Used by the US military since the 1980s and adopted by strategy consultants since the 2000s, the VUCA World concept has been adopted by many organisations, including the most innovative, as a framework for building strategy in recent years.

The VUCA world is characterised by economic and political instability, social disruption, unpredictable events, price and exchange rate volatility and widespread uncertainty.

Today, we may be entering a new world described by the acronym BANI. BANI (brittle, anxious, nonlinear, incomprehensible) describes an environment marked by increasing fragility of our ecosystems, widespread anxiety about the future, increasing complexity of systems, non-linearity of thinking and lack of understanding of the issues at hand.

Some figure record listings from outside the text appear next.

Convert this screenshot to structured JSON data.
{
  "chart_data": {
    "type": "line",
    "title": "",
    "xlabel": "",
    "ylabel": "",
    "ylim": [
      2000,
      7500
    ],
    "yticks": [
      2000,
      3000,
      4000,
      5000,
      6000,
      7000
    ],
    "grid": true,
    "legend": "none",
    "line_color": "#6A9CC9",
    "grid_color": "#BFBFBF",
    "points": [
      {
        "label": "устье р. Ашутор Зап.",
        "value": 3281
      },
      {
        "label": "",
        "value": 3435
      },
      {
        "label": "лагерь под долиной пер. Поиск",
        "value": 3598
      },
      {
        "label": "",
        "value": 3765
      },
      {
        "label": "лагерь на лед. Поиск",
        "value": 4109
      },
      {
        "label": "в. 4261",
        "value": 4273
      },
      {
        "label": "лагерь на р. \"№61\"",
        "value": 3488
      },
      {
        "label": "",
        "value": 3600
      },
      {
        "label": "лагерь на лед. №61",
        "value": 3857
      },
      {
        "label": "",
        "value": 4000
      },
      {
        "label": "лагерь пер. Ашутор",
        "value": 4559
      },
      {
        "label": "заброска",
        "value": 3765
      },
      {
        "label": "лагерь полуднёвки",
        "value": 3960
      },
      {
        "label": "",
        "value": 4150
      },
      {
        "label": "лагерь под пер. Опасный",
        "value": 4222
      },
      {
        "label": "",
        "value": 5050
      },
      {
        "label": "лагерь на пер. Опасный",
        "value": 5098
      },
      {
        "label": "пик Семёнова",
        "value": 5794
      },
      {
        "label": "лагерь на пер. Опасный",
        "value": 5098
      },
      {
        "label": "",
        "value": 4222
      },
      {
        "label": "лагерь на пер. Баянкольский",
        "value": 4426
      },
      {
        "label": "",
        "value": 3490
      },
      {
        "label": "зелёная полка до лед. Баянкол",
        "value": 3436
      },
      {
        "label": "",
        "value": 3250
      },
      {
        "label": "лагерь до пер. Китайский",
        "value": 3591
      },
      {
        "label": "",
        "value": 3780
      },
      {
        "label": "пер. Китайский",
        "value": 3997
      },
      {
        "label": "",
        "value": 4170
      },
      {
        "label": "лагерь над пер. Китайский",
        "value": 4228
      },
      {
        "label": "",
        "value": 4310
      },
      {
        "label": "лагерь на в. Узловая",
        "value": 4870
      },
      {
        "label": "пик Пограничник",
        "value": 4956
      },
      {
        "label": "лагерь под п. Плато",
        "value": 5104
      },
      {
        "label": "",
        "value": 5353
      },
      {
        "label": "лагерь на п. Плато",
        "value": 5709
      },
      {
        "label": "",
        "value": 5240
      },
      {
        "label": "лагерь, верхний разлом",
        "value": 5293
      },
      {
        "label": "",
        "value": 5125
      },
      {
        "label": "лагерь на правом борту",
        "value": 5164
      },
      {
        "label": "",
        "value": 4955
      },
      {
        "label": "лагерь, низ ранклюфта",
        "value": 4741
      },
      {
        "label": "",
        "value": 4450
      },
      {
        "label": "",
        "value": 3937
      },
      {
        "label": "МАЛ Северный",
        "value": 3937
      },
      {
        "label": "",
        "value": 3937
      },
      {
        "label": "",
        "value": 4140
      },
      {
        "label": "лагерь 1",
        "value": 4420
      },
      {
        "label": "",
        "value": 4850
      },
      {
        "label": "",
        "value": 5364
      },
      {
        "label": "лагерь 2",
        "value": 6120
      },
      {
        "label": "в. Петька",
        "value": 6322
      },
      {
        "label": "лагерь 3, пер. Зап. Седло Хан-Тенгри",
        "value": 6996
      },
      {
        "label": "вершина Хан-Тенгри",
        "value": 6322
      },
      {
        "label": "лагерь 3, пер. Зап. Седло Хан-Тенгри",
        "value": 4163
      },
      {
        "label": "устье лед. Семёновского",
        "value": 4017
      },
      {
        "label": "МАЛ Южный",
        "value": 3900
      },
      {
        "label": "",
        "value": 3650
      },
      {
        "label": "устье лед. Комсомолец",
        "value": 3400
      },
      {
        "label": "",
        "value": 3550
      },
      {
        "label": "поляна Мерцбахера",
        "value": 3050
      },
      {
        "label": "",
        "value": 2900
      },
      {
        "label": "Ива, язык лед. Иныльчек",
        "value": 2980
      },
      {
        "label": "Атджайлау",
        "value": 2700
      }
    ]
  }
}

The creator of this new concept is Jamais Cascio, an American anthropologist, author and futurist (read more).

The BANI concept offers a new framework for building strategies today. In this new world, companies must be more aware of their impact on society and the environment and take steps to mitigate their negative effects. Individuals also have to be more aware of their role in society and their responsibility to contribute to a sustainable future.

The importance of non-linear thinking and visual tools

In the BANI world, the increasing complexity of social, environmental and economic problems requires non-linear thinking to better collaborate, communicate and make decisions.

Visual tools are particularly useful in fostering this non-linear thinking. They also help to clarify information and data, and to identify trends and patterns in this increasingly complex environment.

Some of the visual tools that support non-linear thinking may include:

  • Mind maps and tree diagrams: Helps to show the relationships between different elements in a non-linear way
  • Collaborative whiteboards: Collaborative whiteboards help several people work together on a project, generating and organising ideas in a non-linear way.
  • Sketchnoting and graphic facilitation: Encourage non-linear and creative representation of information.

All these tools encourage a creative exploration of information and help to present complex issues in a more understandable way. This is a first step towards adapting and succeeding in a BANI world.